Keith Bosley


Keith Anthony Bosley was a British poet and translator.
Bosley was born in Bourne End, Buckinghamshire, grew up in Maidenhead, Berkshire. He was educated at Sir William Borlase's Grammar School in Marlow and the Universities of Paris, Caen, and Reading, where he read French.
In 1961 he began working for the BBC, mainly as an announcer and newsreader on the World Service, but the work for which he perhaps best known is as a poet and translator. In 1978 he was awarded the Finnish State Prize for Translators. In 1980 he became a Corresponding Member of the Finnish Literature Society, and a year later he undertook a Middle East lecture tour for the BBC and the British Council. Other accolades include first prizes in the British Comparative Literature Association's translation competition in 1982 and, in the same year, in the English Goethe Society's translation competition. In 1991 he was made a Knight, First Class, of the Order of the White Rose of Finland.
Bosley retired from the BBC in 1993 and lived in Berkshire.
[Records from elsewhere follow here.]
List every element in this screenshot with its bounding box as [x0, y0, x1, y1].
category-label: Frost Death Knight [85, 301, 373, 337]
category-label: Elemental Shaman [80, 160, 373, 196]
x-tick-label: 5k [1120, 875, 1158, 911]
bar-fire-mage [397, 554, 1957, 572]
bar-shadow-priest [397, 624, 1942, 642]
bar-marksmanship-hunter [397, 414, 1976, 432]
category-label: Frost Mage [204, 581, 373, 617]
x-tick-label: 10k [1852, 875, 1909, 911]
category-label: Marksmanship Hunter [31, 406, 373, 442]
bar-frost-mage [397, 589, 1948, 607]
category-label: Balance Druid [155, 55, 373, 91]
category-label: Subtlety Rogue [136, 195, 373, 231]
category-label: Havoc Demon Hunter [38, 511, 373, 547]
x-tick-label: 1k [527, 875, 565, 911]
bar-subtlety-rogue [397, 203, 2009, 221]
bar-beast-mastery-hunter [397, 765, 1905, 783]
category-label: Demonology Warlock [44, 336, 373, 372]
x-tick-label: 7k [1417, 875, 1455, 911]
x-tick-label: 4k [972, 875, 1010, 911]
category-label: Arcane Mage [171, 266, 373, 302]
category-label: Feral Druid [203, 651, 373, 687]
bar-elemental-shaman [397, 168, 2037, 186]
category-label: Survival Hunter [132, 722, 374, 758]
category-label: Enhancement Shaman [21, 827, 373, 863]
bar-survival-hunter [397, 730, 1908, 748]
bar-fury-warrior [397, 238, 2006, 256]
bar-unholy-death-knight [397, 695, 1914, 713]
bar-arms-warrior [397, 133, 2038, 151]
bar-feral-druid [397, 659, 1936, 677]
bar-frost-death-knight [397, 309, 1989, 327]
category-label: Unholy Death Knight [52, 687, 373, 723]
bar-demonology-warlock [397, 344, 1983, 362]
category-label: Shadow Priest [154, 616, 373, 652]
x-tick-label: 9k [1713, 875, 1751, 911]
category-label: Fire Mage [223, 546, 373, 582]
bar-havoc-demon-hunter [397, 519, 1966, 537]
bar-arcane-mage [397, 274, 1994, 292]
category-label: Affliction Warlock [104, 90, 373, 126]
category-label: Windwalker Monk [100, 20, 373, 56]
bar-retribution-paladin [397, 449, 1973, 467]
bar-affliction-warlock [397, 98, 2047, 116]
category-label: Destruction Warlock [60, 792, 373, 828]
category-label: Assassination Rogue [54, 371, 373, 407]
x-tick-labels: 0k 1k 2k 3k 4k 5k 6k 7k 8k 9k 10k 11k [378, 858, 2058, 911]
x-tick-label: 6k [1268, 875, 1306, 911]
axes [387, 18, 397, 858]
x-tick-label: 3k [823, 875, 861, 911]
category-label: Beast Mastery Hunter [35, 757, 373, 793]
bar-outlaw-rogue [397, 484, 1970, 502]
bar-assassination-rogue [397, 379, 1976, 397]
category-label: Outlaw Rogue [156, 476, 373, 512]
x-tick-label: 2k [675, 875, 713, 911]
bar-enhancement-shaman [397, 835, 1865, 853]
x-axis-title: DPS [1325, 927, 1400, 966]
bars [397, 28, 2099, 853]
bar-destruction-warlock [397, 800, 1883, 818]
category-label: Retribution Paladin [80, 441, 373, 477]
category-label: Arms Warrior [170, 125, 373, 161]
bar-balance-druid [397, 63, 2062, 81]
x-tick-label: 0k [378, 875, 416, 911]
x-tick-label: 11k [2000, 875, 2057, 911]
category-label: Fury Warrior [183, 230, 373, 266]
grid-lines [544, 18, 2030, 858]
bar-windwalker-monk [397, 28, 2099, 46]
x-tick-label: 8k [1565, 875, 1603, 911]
In 2001 he was awarded a pension from the Royal Literary Fund, and continued in his role as organist at St Laurence's Church, Upton-cum-Chalvey until 2015. He was married to harpist Satu Salo and had three sons – Ben, Sebastian and Gabriel.
He died in a nursing home in Slough, Berkshire after a short illness.

Publications

;Poetry
;Translations
;Audiobooks
Other works include contributions to numerous journals in the UK, France, Finland and the US, and authorship of hundreds of radio scripts including The Poetry of Europe, and The Kalevala.